“Series?”
Series-ly, subtitle dude?
That’s not what she said at all. Try again, friend.
I wasn’t gonna watch the Miss Lohan show, but after giving it a chance one night, I admittedly got sucked into the unforgivable reality docuseries void. It sorta offered another side of the Cady character from what I’ve heard and… well heard (I didn’t see much up until this show). And this bitch I could relate to. Does she seem a bit “put on” in parts of it? Sure, but you can only play-pretend you’re other people professionally for so long before being that way comes second nature the second you spot a camera in proximity.
Also, that’s part of the fun in suffering addiction – that lost sense of identity, and what’s real.
So when she mentioned this “Ayahuasca” experience with a shaman, it struck something in me. While I’ve never tried the stuff (namely ‘cause I don’t know any Peruvian shamans), I have heard of these little tea parties – and it’s endlessly intriguing. The more I hear about other people’s accounts, the less I think it’s as crazy as people make it. It comes across as being more like an herbal tool for self actualization – crash course style.
How it works is people jet to Peru (or some other place that looks like the set of Tropic Thunder) to undergo a ritual. The itinerary includes DMT-tea (ayahuasca) and the guidance of some dude called a shaman who helps them draw out all the shit they’ve been subconsciously hiding. Depending on how willing they are to relinquish the lies they tell themselves everyday, they react in a really bodily way: belching, vomiting, even shitting themselves. Those more open to exhuming buried bullshit and letting it go, have a happier experience. For anyone, though, it sounds like a painfully productive, and ultimately exhausting experience. Oh, and they last like a few days or a week.
Not your typical watch-Pineapple-Express-again-and-get-high Friday night.
So, why’s it shrouded in mystery (and illegality here in ‘murica)?
I often wondered this myself. Even more so, I wondered about the personal reasons people have for taking it instead of unraveling bit by bit. One dude in the documentary “Ayahuasca Project” brought up a good point while chatting with a friend who’d just returned from a ritual. He said something to the effect of, “It seems like a spiritual shortcut. People earn that level of awareness through years of meditation. They work hard for it. It could be seen as taking the easy way.”
Dude does have a point. You can invest or you can ingest. A rat study last year showed the mammalian pineal gland can pump out its own DMT (ayahuasca’s active ingredient). And those who do long term intense meditation tend to find this out and either freak out or geek out.
There’s nothing mystical about it.
So what. Science got updated and your brain makes drugs.
What is mystifying though is that people should get to choose whether they want a cranial ipecac versus spending life in therapy. ’cause I mean, if my brain meat can make DMT but it can’t make coffee – why is there a McJava Chain when I hafta fly into an Ace Ventura sequel to seek something endogenous?
The other part of the “personal reason” debate concerns peeps like Lindsay, suffering the disease of addiction. Whether you look at a shamanic sesh as being like going to the dentist and getting a nice narcocktail intravenously (which many will argue “doesn’t count” against clean time) or as a really productive relapse (that ironically condenses a 12 step program from a plant into your dome), the idea with these quaint lil adventures is not a carousel mentality of “keep coming back” like it’s an NA or AA or OA or CA meeting.

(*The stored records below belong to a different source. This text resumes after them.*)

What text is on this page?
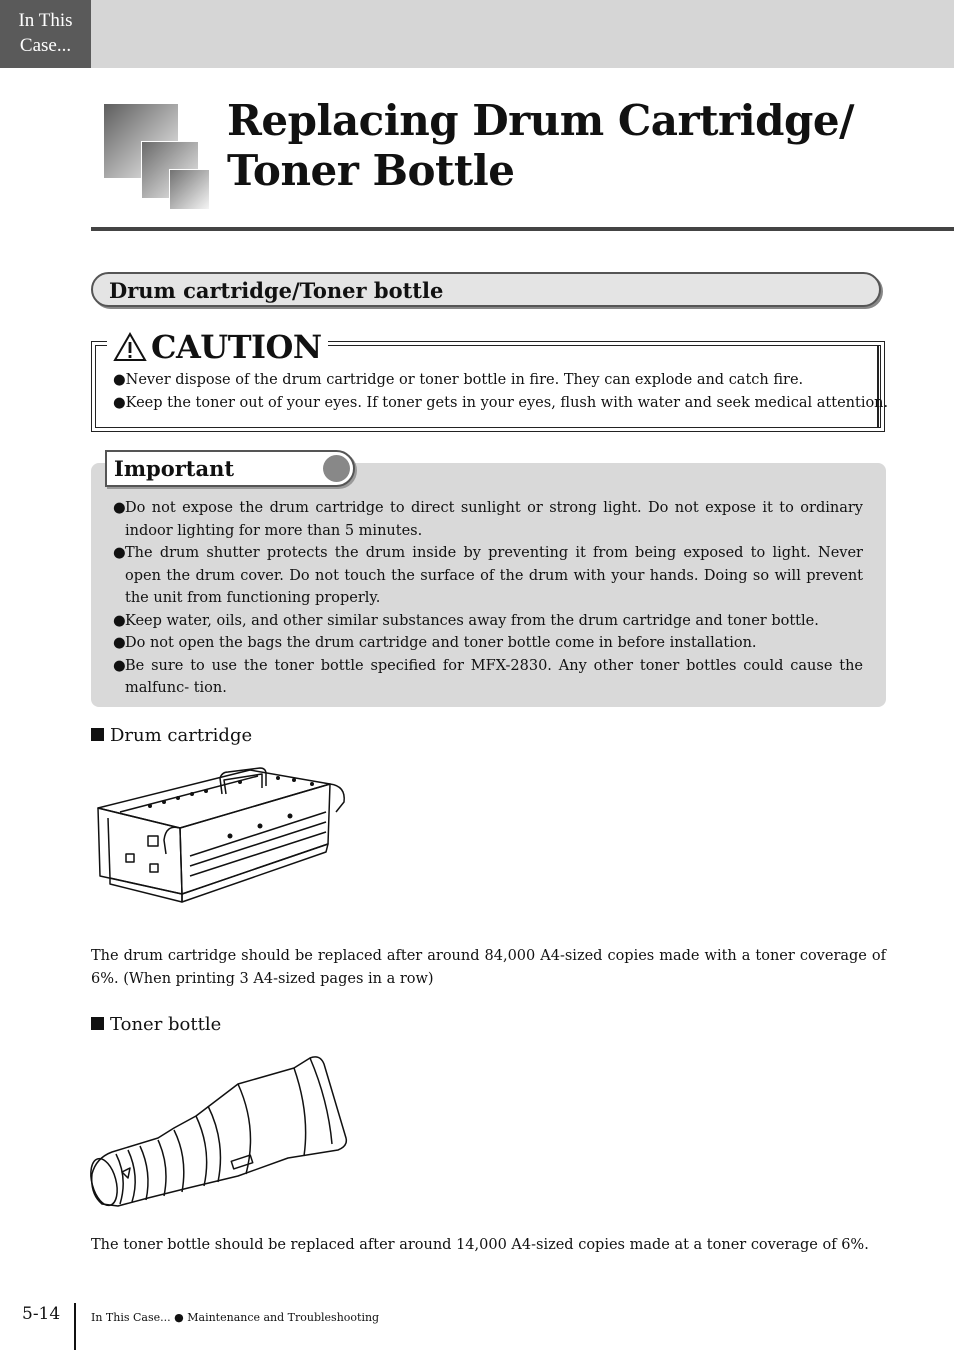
In This Case...
Replacing Drum Cartridge/
Toner Bottle
Drum cartridge/Toner bottle
CAUTION
●Never dispose of the drum cartridge or toner bottle in fire. They can explode and catch fire.
●Keep the toner out of your eyes. If toner gets in your eyes, flush with water and seek medical attention.
Important
● Do not expose the drum cartridge to direct sunlight or strong light. Do not expose it to ordinary indoor lighting for more than 5 minutes.
● The drum shutter protects the drum inside by preventing it from being exposed to light. Never open the drum cover. Do not touch the surface of the drum with your hands. Doing so will prevent the unit from functioning properly.
● Keep water, oils, and other similar substances away from the drum cartridge and toner bottle.
● Do not open the bags the drum cartridge and toner bottle come in before installation.
● Be sure to use the toner bottle specified for MFX-2830. Any other toner bottles could cause the malfunc- tion.
Drum cartridge
The drum cartridge should be replaced after around 84,000 A4-sized copies made with a toner coverage of 6%. (When printing 3 A4-sized pages in a row)
Toner bottle
The toner bottle should be replaced after around 14,000 A4-sized copies made at a toner coverage of 6%.
5-14	In This Case... ● Maintenance and Troubleshooting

The idea is to use whatchya learn.
In fact, the wife of another Ayahuasca imbiber was trying to be accepting about her husband’s attempts to work through his problems Peruvian vine style so they could fix their relache back home. But she said something like, “I feel like you’re living from one ritual to the next.”
Hit nail on the non pointy side there.
The idea is to come home and integrate what you’ve learned into daily life – apply the DMT wisdom to dynamics – not treat it like a fix.
As with weed or other natural herbs, Ayahuasca seemingly helps heaps of troubled souls. I don’t think I’d like it (mostly because I don’t love the idea of sharting on some sweet unassuming shaman). But despite my default belief that I’m the only one in the world, I realize I’m not.
Thus, I think it’d make more sense to make this herb legal but regulated – as a judiciously, moderately doled out and monitored med for therapeutic purposes.
But that – moderation – is a rule that goes for any quest we take on. Whether you’re contemplating some secret mantra in an ashram or rocking back n forth in a South American hut – you apply insight one ya get it.
Or as philosopher Alan Watts once said, “If you get the message, hang up the phone.”
“Fine, then we’ll go where it’s legal!”